Pourquoi nous a-t-il paru opportun de proposer un « abécédaire », qui plus est « critique » des discours néo-libéraux sur l’éducation et la politique scolaire dans ce numéro de Carnets Rouges ?
Tout d’abord, et de manière presque évidente, parce qu’un certain nombre de mots qui émaillent ces discours (parmi eux, 29 font l’objet d’une entrée dans le présent abécédaire) sont utilisés de manière récurrente tant dans les interventions et textes officiels que dans les relais éditoriaux et médiatiques dominants. Ils nous sont, pour certains d’entre eux « familiers » et ce d’autant plus que leur émergence dans les discours néo-libéraux s’appuie sur un supposé « bon sens » qui serait largement partagé
Parler, par exemple, de « mesures de bon sens » comme le martèle l’actuel ministre de l’Éducation Nationale, permet ainsi à la fois de jouer sur l’ambiguïté sémantique de certains de ces mots tout en en réduisant les sens possibles à un seul qui serait « le bon », afin de les faire accepter voire revendiquer par ceux qu’elles concernent.

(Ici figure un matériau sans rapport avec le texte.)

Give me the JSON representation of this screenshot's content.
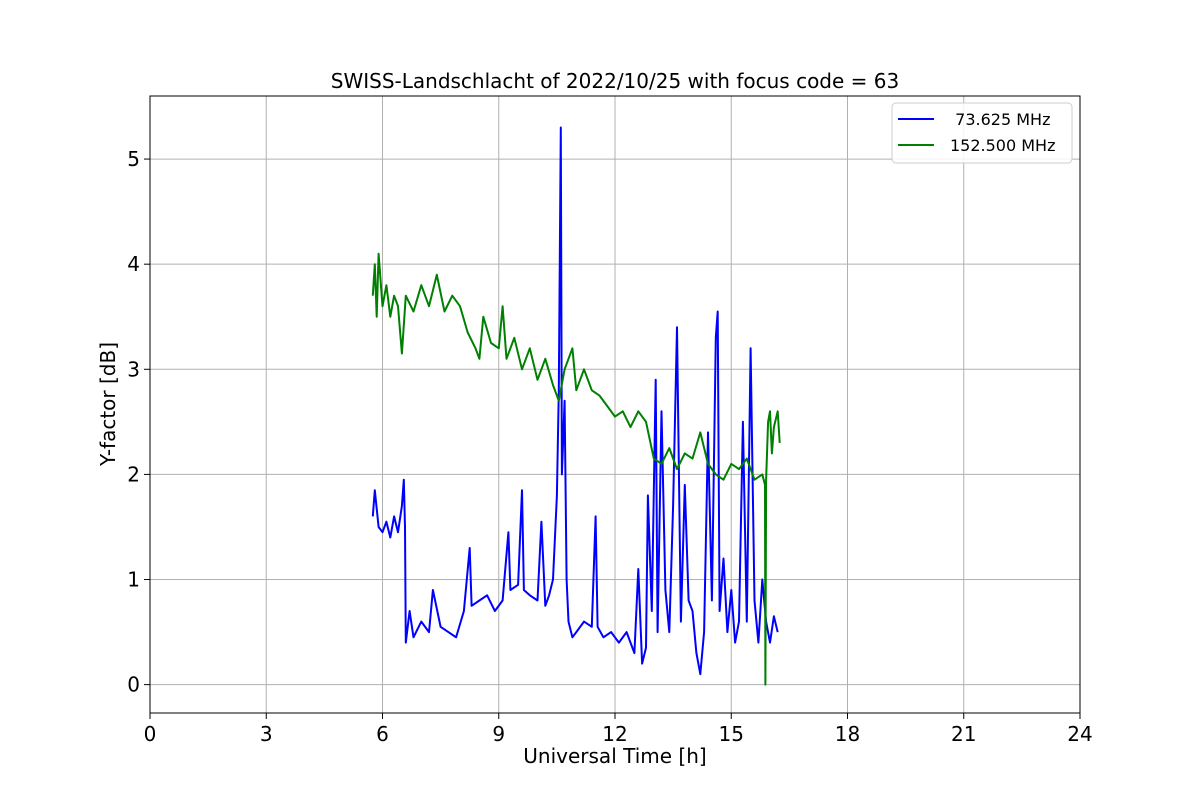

Quel enseignant oserait, par exemple, refuser la « bienveillance » à l’égard des élèves, ou bien ne pas être soucieux de leur « épanouissement » ou de leur « réussite » ? Quel parent d’élève ne désirerait et ne revendiquerait pas pour son enfant le « libre choix » dans ses études ?
Et il peut être tentant, face aux difficultés de l’exercice quotidien du métier d’enseignant, et à celles que rencontrent nombre de parents d’élèves des classes populaires, de prendre pour argent comptant des mots tels que « talents », « compétences »… qui essentialisent, naturalisent et « fatalisent » des rapports aux savoirs dont personne ne devrait plus ignorer que de nombreuses recherches montrent qu’ils sont aussi et avant tout des rapports qui se construisent socialement.
Or, nombre de ces mots utilisés dans les discours néo-libéraux euphémisent, occultent voire nient cette dimension sociale fondamentale.
Récurrence, ambiguïté, réduction du sens de ces mots, mais aussi essentialisation et naturalisation des rapports sociaux qu’ils contribuent à construire, portent ainsi le risque de l’empêchement de fait d’une pensée s’élaborant collectivement, hors d’un cadrage qui s’imposerait de lui-même.
Le propos de cet « abécédaire » est donc d’interroger certains de ces mots de manière critique, c’est-à-dire en leur rendant une histoire, un contexte, en éclairant les enjeux sociaux qu’ils portent.
Il est aussi, et peut-être même surtout, de permettre de mieux saisir que si chacun de ces mots peut « faire sens » et donc être pris et discuté isolément, c’est surtout le réseau de sens que tisse leur emploi répété et concomitant qui, s’il ne fait pas système, impose un carcan de la pensée qu’il est urgent de déconstruire. Et ainsi de contribuer à ce que s’élaborent, se fédèrent et se généralisent de véritables alternatives débarrassées des diktats et des fatalismes qu’engendre un « ordre » éducatif soumis à la « loi du marché ».